Dégainant son épée précieuse, il voulut en frapper les deux fantômes mais il ne rencontra que le vide.
-" Prince sans vertu!" s'écrièrent à l'unisson Du Bo et Zuo Ru d'une voix sévère" Tu n'as pas su gouverner avec justice et tu as fait exécuter des innocents. Maintenant ton heure est arrivée! Nous sommes venus spécialement pour nous venger!
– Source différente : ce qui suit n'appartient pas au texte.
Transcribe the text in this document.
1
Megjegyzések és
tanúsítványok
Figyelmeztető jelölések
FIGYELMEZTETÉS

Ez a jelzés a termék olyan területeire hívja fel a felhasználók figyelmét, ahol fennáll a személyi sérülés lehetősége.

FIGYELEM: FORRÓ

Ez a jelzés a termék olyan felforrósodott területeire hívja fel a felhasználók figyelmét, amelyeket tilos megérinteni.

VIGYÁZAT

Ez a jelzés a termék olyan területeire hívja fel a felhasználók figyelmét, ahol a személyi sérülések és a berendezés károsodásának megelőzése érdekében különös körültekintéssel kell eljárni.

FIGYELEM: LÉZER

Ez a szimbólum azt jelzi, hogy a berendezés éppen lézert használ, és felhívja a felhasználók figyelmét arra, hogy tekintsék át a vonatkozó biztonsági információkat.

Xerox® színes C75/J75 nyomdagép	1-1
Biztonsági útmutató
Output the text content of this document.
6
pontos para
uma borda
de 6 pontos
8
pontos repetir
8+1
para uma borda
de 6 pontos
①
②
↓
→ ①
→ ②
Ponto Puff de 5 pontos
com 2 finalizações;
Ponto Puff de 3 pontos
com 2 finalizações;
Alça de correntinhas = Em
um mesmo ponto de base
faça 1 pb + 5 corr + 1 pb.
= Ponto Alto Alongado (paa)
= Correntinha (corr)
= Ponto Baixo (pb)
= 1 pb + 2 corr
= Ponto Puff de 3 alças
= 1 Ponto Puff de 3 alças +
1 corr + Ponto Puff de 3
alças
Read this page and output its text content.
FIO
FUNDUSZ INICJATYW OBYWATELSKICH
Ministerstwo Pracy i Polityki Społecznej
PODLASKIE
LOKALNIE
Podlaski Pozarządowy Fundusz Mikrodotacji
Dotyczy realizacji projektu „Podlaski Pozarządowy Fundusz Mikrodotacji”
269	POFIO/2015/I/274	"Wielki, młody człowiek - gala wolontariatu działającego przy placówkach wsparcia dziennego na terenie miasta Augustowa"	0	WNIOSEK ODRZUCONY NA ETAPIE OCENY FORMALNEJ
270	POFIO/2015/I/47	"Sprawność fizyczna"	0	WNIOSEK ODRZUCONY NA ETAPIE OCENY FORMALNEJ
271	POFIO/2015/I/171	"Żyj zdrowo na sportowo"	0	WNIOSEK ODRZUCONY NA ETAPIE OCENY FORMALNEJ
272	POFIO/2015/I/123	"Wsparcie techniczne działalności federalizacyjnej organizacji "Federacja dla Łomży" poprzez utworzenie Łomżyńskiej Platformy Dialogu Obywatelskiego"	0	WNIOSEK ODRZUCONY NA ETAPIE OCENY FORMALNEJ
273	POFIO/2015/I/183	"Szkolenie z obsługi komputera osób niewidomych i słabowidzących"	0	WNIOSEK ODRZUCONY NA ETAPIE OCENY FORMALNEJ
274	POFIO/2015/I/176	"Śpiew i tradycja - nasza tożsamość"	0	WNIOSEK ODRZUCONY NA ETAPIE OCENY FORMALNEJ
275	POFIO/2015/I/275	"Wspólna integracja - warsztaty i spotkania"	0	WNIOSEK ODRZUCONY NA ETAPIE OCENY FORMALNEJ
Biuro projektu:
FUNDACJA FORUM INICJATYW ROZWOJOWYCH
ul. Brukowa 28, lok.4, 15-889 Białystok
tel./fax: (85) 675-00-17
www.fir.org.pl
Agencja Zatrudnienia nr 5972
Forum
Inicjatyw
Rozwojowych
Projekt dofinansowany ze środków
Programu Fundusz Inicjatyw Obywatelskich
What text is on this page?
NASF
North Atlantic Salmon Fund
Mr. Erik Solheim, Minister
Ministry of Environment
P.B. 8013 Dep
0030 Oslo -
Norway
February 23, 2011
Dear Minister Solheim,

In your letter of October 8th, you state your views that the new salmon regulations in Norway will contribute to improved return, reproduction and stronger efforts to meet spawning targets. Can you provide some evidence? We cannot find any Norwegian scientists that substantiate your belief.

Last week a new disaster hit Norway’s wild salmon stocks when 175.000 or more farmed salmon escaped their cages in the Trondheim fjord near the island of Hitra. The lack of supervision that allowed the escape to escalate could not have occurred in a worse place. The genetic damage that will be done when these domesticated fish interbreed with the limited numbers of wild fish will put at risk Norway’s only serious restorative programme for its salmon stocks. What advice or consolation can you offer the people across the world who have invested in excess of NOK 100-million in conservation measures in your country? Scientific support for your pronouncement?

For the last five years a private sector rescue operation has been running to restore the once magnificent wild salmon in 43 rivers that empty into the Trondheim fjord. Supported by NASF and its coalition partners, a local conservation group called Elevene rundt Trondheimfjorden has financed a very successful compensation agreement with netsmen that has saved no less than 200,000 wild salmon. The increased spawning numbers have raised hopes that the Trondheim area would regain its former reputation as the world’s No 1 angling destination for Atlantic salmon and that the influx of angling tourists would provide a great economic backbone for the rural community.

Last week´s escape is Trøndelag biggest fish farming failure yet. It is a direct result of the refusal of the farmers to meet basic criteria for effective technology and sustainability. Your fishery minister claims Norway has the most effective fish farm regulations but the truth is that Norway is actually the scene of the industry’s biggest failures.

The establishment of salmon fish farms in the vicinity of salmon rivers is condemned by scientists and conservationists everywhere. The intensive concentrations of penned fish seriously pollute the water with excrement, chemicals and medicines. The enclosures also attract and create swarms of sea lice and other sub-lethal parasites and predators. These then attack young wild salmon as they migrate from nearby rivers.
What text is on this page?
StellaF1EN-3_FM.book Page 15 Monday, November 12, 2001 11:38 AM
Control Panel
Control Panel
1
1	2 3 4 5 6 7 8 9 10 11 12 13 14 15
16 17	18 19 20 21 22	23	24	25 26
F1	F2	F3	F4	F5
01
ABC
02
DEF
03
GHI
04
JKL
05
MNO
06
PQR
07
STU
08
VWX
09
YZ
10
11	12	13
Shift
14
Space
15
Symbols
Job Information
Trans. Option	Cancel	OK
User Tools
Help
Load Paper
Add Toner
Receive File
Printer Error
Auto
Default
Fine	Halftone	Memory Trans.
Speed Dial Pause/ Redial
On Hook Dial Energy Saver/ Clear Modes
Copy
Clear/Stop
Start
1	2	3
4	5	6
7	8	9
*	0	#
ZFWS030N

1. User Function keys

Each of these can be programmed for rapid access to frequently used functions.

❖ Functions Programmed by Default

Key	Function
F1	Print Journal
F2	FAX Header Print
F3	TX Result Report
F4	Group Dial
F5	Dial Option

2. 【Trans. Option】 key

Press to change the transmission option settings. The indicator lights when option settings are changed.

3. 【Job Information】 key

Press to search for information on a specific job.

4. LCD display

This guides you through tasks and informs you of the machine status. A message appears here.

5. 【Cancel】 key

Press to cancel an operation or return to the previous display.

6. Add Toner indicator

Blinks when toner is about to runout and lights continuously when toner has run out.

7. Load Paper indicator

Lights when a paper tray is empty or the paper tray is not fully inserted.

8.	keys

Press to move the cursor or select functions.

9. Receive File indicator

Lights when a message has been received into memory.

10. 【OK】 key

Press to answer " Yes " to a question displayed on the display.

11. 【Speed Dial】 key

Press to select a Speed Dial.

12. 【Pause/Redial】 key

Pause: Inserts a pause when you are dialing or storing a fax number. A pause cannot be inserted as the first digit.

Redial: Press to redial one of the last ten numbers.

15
La phrase était à peine terminée que déjà ils avaient levé les arcs, placé une flèche rouge sur la corde et tiré en visant le coeur de Xuan Wang. Celui-ci poussa un cri terrible et s'écroula sans connaissance à l'intérieur du char sous les yeux épouvantés de ses deux conseillers. Ceux-ci, aidés des aides de camp, tentèrent de le ranimer en lui faisant boire une infusion de gingembre, mais ce fut en vain. Le roi, victime d'une crise cardiaque, était dans un état désespéré. On le ramena en toute hâte au palais. Les chasseurs et les officiers qui avaient participé à l'expédition se dispersèrent sans oser réclamer leurs récompenses. La journée qui avait commencé dans l'allégresse se terminait bien tragiquement.

Notes

(1) Qian Mou: au Shan Xi, au sud de Jie Xiu. ( Sud ouest de Tai Yuan.)
(2) Tai Yuan: position incertaine, au nord de la capitale.
(3) Gao Jing ou Hao Jing: capitale du fondateur de la dynastie des Zhou, située dans la province du Shân Xi, district de Zhang An.(Xi An).
(4) Secrétaire Général ou Grand Astrologue: Haut fonctionnaire chef du département des annales et de l'astronomie.
(5) Tortue : Cet épisode figure dans les Mémoires de Se Ma Ts'ien, mais on parle d'un lézard et non d'une tortue.
(6) Bao Cheng: à environ 300kms au sud est de Xi An.
(7) Yao: empereur légendaire.(2357 avant Jésus-Christ).
(8 Tang: fondateur de la dynastie des Shangs.(1766 avant Jésus-Christ).
(3) Jin: Etat se trouvant dans la province du Shan Xi, district de Tai Yuan. Par la suite il s'est étendu jusqu'au nord du He Bei.